With this whole long march through the institutions, Marcuse explicitly called for it in 1972 in his Counterrevolution and Revolt. He says, “We have to go into the fields, and we have to bring the thought with us.” The one main point he makes is, “We have to go into education at all levels.” So, they have infiltrated the school. The teachers and the lawyers and the doctors are increasingly beholden to an ideology because, “That’s just good teaching, that’s just good engineering, and that’s what I learned in school.”

They have corrupted that center of knowledge production, which brings us back to the film. The Grievance Studies Affair has never been more relevant. The academic scholarship is not particularly relevant to the average person on the average day, at least not in a way that they can recognize. It trickles out through the mechanisms of advanced societies to affect your life every day in meaningful ways, but you aren’t thinking about it.

You are in a university. Courses are designed around the latest research, courses are designed around who’s publishing the courses, or the people who have strong publication records. The tenured professors, the admitted professors are the ones who have strong publication records. This corruption of scholarship creates an entire Lysenkoist artifice that poisons the whole enterprise.

Let’s pretend the Biden demonstration is on the up and up. They’re on the straight and narrow, and they’re legitimate. They’re doing the best job they possibly could do for the American people, but they happen to be big believers in academic scholarships. They say, “What are we supposed to do about this issue or that issue, race, gender, sexuality, or trans?” They turn to the academic literature, and then it’s an executive order from the White House. It’s a rewrite of Title IX.

It’s one policy after another to where now you have to tolerate a man swimming in a women’s swimming pool and in the locker room with the women changing before and after the meet, and beating them in the meet and taking the victory that they train their whole lives for in girls’ sports. But in fact, the girls that complain are now guilty of a Title IX violation and could be possibly expelled from school or lose their scholarships.

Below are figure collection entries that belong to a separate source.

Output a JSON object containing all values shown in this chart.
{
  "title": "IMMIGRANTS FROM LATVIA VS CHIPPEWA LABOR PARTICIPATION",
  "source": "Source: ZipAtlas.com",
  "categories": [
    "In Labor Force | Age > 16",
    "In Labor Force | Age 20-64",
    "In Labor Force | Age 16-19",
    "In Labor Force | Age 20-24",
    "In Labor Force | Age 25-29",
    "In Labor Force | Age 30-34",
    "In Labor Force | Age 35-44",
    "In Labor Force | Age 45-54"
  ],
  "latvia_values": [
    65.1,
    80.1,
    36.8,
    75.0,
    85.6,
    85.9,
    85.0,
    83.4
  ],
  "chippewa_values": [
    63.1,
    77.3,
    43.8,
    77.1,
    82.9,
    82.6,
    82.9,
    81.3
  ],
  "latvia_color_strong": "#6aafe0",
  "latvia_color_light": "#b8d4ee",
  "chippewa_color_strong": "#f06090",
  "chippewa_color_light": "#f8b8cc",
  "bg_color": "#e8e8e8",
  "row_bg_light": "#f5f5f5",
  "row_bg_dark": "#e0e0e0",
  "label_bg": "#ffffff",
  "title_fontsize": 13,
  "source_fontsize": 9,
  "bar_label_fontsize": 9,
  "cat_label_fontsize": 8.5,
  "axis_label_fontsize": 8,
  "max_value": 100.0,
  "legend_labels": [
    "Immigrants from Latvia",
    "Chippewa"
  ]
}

This is the kind of twisted perversion you get when the knowledge generating enterprise gets completely corrupted. With the Grievance Studies Affair, the film about it is called, “The Reformers,” by Mike Nayna is a must watch. You have to understand that this has never been more relevant. As time goes on, and until the corruption goes away, it’s only going to get more relevant.

This is a story that has happened before. We can point to Lysenko, we can point to Mao, we can point to these characters in the darkest chapters of the 20th century history, and we know where this story goes. We can make good predictions about where the story goes. I urge people to take it seriously and say, “We’ve got to start asking very hard questions. We can’t simply trust, it has to be verified.”

Mr. Jekielek: James Lindsay, it’s such a pleasure to have you on again.

Mr. Lindsay: Thank you, Jan.

Mr. Jekielek: Thank you all for joining James Lindsay and me on this episode of American Thought Leaders. I’m your host, Jan Jekielek.

This interview was edited for clarity and brevity.